The original hit, the one that clearly indicated how well Aretha and Atlantic can do business to­gether, was 'I Never Loved A Man (The Way I Love You)'. The Muscle Shoals supply the rhythm; Aretha herself supplies the piano; and little-known songwriter Ronnie Shannon supplies the song, written specially for Aretha. This is simple, but deep soul, the likes of which she could never ac­cess on Columbia, and, predictably, the public was captured by the awesome contrast of the fiery, ecstatic screaming on the verses and the hot, breathy, animalesque hush of the chorus.

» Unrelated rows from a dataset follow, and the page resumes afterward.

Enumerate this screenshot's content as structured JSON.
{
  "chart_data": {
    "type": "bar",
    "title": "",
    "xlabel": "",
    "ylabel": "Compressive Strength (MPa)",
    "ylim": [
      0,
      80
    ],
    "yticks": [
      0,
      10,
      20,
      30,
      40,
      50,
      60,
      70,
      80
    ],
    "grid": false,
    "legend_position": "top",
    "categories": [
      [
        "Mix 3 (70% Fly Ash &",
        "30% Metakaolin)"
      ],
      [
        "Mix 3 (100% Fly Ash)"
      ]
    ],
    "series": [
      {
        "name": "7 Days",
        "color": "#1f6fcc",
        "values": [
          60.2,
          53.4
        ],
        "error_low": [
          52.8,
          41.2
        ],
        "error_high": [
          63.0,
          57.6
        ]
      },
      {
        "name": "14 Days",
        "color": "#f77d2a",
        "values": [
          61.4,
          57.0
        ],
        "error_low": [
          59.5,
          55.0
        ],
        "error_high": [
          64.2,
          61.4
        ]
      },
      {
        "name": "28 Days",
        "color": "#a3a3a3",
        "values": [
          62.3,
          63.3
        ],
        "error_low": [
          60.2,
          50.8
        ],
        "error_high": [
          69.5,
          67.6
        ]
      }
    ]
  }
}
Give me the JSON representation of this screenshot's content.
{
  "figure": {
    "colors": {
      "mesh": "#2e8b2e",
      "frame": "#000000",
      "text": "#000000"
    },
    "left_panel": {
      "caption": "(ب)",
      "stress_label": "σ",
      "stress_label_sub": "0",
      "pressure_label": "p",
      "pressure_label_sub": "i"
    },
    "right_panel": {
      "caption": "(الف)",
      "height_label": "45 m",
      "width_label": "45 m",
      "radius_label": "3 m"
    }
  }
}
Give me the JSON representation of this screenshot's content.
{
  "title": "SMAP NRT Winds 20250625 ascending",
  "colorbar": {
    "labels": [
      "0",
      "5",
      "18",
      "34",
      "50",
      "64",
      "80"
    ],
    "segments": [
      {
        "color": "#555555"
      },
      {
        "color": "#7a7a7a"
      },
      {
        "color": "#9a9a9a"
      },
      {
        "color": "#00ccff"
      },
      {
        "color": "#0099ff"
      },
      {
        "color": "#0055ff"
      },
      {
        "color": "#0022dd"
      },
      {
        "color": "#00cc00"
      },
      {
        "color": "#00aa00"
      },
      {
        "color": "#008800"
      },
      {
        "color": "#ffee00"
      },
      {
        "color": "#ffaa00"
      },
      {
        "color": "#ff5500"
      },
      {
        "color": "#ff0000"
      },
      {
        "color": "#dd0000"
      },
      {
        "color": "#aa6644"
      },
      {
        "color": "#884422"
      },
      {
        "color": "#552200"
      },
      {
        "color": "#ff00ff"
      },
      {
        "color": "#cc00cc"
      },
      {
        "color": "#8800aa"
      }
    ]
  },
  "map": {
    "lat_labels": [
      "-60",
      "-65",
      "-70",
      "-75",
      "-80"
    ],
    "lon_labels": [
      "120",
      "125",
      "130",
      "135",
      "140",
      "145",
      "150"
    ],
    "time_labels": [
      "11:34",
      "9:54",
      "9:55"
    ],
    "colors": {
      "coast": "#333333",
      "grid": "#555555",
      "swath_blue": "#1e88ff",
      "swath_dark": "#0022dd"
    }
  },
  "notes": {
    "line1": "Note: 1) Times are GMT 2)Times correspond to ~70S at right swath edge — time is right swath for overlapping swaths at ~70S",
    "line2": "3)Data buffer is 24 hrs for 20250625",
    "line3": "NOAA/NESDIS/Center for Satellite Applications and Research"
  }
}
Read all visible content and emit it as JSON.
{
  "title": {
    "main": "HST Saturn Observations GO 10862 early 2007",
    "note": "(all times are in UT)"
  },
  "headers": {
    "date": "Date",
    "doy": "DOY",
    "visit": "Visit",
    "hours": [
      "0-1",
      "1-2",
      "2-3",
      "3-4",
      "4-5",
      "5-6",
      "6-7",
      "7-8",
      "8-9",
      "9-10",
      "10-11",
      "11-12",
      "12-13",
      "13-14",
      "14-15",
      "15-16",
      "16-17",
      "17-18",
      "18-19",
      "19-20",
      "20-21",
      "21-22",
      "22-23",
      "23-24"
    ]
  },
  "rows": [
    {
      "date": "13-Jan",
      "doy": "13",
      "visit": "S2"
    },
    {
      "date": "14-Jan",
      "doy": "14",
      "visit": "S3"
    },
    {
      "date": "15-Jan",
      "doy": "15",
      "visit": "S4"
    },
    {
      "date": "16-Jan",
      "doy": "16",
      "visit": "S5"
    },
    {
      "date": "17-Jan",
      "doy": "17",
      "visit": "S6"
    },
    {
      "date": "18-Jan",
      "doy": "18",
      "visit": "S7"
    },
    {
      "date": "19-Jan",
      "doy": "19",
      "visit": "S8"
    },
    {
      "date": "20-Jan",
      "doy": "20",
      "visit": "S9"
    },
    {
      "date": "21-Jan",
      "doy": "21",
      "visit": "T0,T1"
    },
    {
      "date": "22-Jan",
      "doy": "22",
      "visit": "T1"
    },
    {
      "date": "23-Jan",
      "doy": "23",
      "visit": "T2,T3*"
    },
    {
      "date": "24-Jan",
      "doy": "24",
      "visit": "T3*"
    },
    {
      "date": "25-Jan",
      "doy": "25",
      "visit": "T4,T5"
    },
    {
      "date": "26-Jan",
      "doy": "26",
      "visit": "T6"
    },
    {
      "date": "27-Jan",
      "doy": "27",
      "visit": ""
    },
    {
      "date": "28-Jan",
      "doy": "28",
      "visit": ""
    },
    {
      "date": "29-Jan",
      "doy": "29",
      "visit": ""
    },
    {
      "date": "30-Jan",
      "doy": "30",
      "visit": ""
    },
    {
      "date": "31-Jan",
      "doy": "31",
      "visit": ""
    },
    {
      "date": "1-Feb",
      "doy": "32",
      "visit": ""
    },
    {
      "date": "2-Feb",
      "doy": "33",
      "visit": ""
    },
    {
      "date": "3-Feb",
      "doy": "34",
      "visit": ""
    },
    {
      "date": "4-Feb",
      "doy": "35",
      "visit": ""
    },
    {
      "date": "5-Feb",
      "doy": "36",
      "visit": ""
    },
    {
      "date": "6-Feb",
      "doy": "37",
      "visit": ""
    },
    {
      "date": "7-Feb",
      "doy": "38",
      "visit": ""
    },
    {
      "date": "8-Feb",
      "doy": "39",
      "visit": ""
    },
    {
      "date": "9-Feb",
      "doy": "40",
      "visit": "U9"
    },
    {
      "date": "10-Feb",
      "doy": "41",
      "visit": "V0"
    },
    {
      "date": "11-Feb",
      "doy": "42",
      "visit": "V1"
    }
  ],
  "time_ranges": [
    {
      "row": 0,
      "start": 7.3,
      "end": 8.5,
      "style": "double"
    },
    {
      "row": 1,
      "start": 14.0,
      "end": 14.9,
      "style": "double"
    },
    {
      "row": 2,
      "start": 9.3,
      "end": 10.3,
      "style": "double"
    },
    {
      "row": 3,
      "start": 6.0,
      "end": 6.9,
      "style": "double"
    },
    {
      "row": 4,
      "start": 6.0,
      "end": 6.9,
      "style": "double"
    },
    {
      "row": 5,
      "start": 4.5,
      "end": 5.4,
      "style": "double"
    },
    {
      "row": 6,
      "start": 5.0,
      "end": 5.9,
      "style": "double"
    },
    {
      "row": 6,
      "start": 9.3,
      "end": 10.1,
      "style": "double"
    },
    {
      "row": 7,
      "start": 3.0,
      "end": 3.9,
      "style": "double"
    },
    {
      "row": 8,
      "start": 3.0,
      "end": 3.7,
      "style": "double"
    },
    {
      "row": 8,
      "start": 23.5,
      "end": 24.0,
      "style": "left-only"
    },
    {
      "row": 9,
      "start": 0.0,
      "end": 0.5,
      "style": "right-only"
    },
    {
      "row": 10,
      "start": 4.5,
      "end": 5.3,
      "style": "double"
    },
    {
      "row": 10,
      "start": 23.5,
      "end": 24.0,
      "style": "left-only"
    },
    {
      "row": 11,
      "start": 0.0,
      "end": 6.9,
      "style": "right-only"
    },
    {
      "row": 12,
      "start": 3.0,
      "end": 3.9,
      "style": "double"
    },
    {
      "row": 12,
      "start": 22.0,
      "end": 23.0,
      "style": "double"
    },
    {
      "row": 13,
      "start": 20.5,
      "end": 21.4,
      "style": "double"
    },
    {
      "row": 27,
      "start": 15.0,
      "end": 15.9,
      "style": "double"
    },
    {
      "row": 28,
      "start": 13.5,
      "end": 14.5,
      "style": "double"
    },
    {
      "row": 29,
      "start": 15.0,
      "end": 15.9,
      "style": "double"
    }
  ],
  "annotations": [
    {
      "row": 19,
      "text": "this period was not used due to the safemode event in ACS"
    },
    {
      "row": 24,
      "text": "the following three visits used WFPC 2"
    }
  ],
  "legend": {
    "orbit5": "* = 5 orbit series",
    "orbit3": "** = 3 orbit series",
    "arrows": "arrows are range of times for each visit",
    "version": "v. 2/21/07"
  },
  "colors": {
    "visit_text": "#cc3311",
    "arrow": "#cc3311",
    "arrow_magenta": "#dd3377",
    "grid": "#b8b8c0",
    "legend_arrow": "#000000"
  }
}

About 'Respect', Otis Redding, while performing the song in concert during the last year of his life, would always mention the «little girl who took it away from me», although in quite a friend­ly manner. He was right, too: singing it from the feminine perspective, Aretha turned it into the women's-rights anthem for her epoch, not to mention the fact that, for Otis, it was simply one more memorable, but hardly outstanding, hit in a long series of classics, whereas for Aretha it was really the song that made her, and even today, when you listen to it, it is easy to understand how she must have known this would be the song that would make her — and how everyone as­sisted her so well in that knowledge, starting from her sisters with their brilliant vocal echoes and ending with King Curtis' sax break. Oh, and the newly added bridge, and the vaguely obscene "sock it to me sock it to me sock it to me" — is this the first time the phrase appears in a pop song? If not the first, it is easily the best.

There is the usual complaint to be applied: Aretha does not stand up much for diversity, and all of the material, no matter how different in melody or mood, gets the standard Franklin treatment. On the other hand, this is a sport of its own: isn't it exciting to take songs as diverse as 'Drown In My Own Tears', Ray Charles' celebration of desperation, and 'Good Times', Sam Cooke's glorifica­tion of party life, and try to find a common invariant? Aretha's, of course, reads «power». When she sings the former, she is not really desperate — she uses fake images of desperation to exer­cise mind control over her deceitful lover; and when she sings the latter, she does not invite you to "get in the groove and let the good times roll", she commands you. Lady says to get in the gro­ove — what are you, deaf or something?

Understandably, though, material like 'Drown In My Own Tears' works better as a curio than as a soul classic; but when the songs actually do deal with the issue of power, they are immortal. 'Res­pect' and 'I Never Loved A Man' are clear highlights, but so is Aretha's self-penned 'Dr. Feelgood', where she finds the love she needs to be OK with her (poor, poor Dr. Feelgood, whoever he is), and Cooke's 'A Change Is Gonna Come' — no questions asked about that one.

The album contains no obvious filler; some cuts are stronger, some weaker, but the album was designed as a solid blast, and Aretha jumps in it with the same fervor she demonstrated on her first Columbia record, except that, this time, the fervor is not wasted or dissipated on syrupy strings and corny oldies. Even the composition of the record — wisely kicking off with the soul aggression of 'Respect' and closing things with the epic conclusion of 'Change' — deserves an unequivocal thumbs up from the brain department, and as for the heart, well, if Aretha Franklin is OK with you as a source of inspiration, there is no way the heart could feel disappointed with this particular record.